L'enterrement aura lieu dans le caveau familial des Potter le 9 juillet à 15h.

Les arrivées par Cheminette sont souhaitées avant 14h30.

Lily reposa le parchemin. Son nom avait été inscrit sur l'enveloppe par l'écriture négligée de Sirius Black. Elle ne put s'empêcher de penser que, malgré tout ce qu'elle pouvait par ailleurs penser du cabot, il prenait soin de ses amis. Lily pouvait sentir l'appel à l'aide dans l'absence de message joint au traditionnel carton. Elle devait y aller.

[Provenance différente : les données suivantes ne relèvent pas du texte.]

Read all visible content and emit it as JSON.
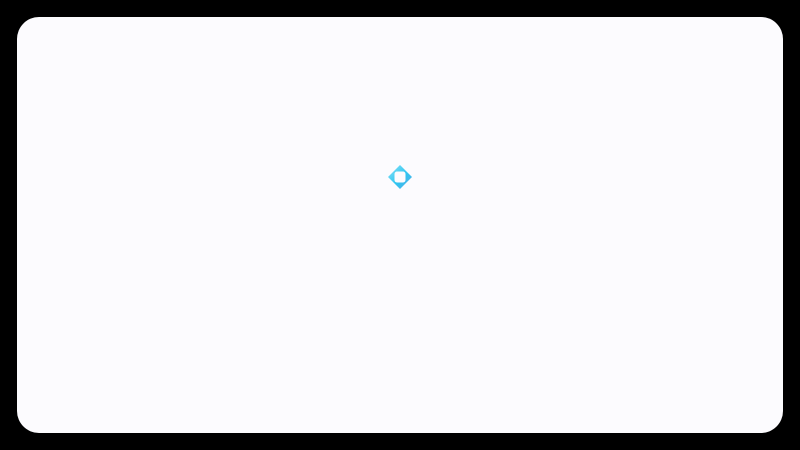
{
  "app": {
    "state": "loading",
    "background_color": "#fcfbfe",
    "frame_color": "#000000"
  },
  "loader": {
    "icon": "loading-spinner-icon",
    "colors": {
      "primary": "#2ec5f0",
      "secondary": "#5aa9e6",
      "light": "#8fe3f8"
    }
  }
}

Pétunia lui jeta un regard furtif lorsqu'elle passa devant la porte de sa chambre, mais se replongea presqu'immédiatement dans la lecture de son livre, offensée à l'idée que sa sœur ait pu la surprendre en train de la regarder. Lily était trop troublée pour se vexer.

Elle ne connaissait pas Mr. Potter. De mémoire, elle n'avait rencontré qu'une seule fois son épouse, sur le quai du Poudlard Express, et le souvenir était vague. Comme d'habitude, elle avait vu Potter rejoindre ses trois comparses, et une fois avec eux, le reste du monde n'avait plus existé pour lui. Potter avait eu l'air gêné que sa mère l'embrasse devant ses amis pour lui dire au revoir… Elle se rappelait de Mrs Potter comme d'une femme grande et mince, et déjà d'un certain âge à l'époque. Elle avait eu l'air un peu triste de voir son fils la quitter aussi facilement. Oh, Lily savait que Potter aimait sa mère. Il était rare qu'il écrive moins de deux lettres par semaine à sa famille, et elle doutait qu'aucun de ses amis ne l'ait chahuté à ce propos. Il était attaché à ses parents. Sans doute avait-il toujours eu conscience qu'il était leur fils unique et que ses parents n'étaient pas éternels.

- Maman ?

- Oui ? demanda Mrs Evans, en plantant ses beaux yeux verts dans ceux, identiques, de sa fille.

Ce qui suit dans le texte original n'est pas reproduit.